# Lesson 5. Model training

In [ ]:
import warnings
warnings.filterwarnings('ignore')

# 1. Load the model to be trained

In [ ]:
import torch
from transformers import AutoModelForCausalLM

pretrained_model = AutoModelForCausalLM.from_pretrained(
    "./models/upstage/TinySolar-308m-4k-init",
    device_map="cpu", 
    torch_dtype=torch.bfloat16,
    use_cache=False,
)
pretrained_model

# 2. Load dataset

In [ ]:
import datasets
from torch.utils.data import Dataset

class CustomDataset(Dataset):
    def __init__(self, args, split="train"):
        """Initializes the custom dataset object."""
        self.args = args
        self.dataset = datasets.load_dataset(
            "parquet",
            data_files=args.dataset_name,
            split=split
        )

    def __len__(self):
        """Returns the number of samples in the dataset."""
        return len(self.dataset)

    def __getitem__(self, idx):
        """
        Retrieves a single data sample from the dataset 
        at the specified index
        """
        input_ids = torch.LongTensor(self.dataset[idx]["input_ids"])
        labels = torch.LongTensor(self.dataset[idx]["input_ids"])

        return {"input_ids": input_ids, "labels": labels}

## 3. Configure Training Arguments

In [ ]:
from dataclasses import dataclass, field
import transformers

@dataclass
class CustomArguments(transformers.TrainingArguments):
    dataset_name: str = field(                           
        default="./parquet/packaged_pretrain_dataset.parquet")
    num_proc: int = field(default=1)                     
    max_seq_length: int = field(default=32)              

    seed: int = field(default=0)                         
    optim: str = field(default="adamw_torch")            
    max_steps: int = field(default=30)                   
    per_device_train_batch_size: int = field(default=2)  

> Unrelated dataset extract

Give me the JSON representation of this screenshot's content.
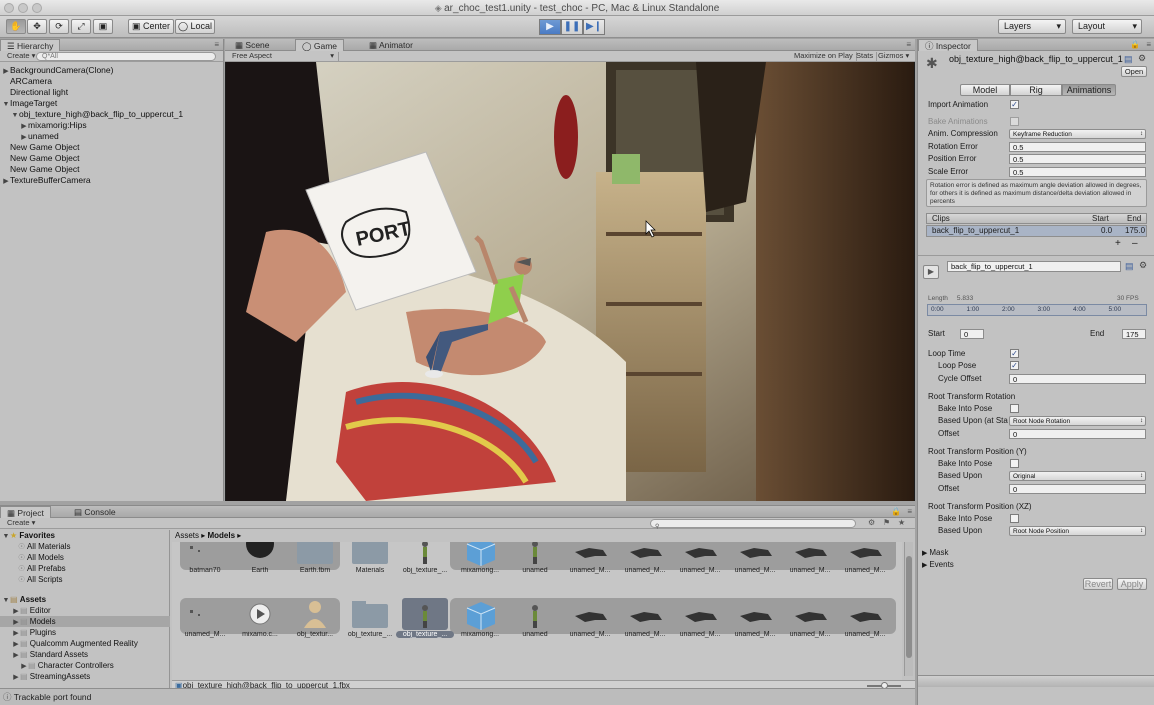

    learning_rate: float = field(default=5e-5)           
    weight_decay: float = field(default=0)               
    warmup_steps: int = field(default=10)                
    lr_scheduler_type: str = field(default="linear")     
    gradient_checkpointing: bool = field(default=True)   
    dataloader_num_workers: int = field(default=2)       
    bf16: bool = field(default=True)                     
    gradient_accumulation_steps: int = field(default=1)  
    
    logging_steps: int = field(default=3)                
    report_to: str = field(default="none") 

In [ ]:
parser = transformers.HfArgumentParser(CustomArguments)
args, = parser.parse_args_into_dataclasses(
    args=["--output_dir", "output"]
)
train_dataset = CustomDataset(args=args)
print("Input shape: ", train_dataset[0]['input_ids'].shape)

## 4. Run the trainer and monitor the loss

In [ ]:
from transformers import TrainerCallback

class LossLoggingCallback(TrainerCallback):
    def on_log(self, args, state, control, logs=None, **kwargs):
        if logs is not None:
            self.logs.append(logs)

    def __init__(self):
        self.logs = []

loss_logging_callback = LossLoggingCallback()

# Checking the performance of an intermediate checkpoint

In [ ]:
from transformers import AutoTokenizer

model_name_or_path = "./models/upstage/TinySolar-248m-4k"
tokenizer = AutoTokenizer.from_pretrained(model_name_or_path)

In [ ]:
from transformers import TextStreamer, AutoModelForCausalLM
import torch

model_name_or_path = "./models/output/checkpoint-10000"
model2 = AutoModelForCausalLM.from_pretrained(
    model_name_or_path,
    device_map="auto",
    torch_dtype=torch.bfloat16,    
)


In [ ]:
prompt = "I am an engineer. I love"

inputs = tokenizer(prompt, return_tensors="pt").to(model2.device)

streamer = TextStreamer(
    tokenizer, 
    skip_prompt=True, 
    skip_special_tokens=True
)

outputs = model2.generate(
    **inputs, 
    streamer=streamer, 
    use_cache=True, 
    max_new_tokens=64,     
    do_sample=True,
    temperature=1.0,
)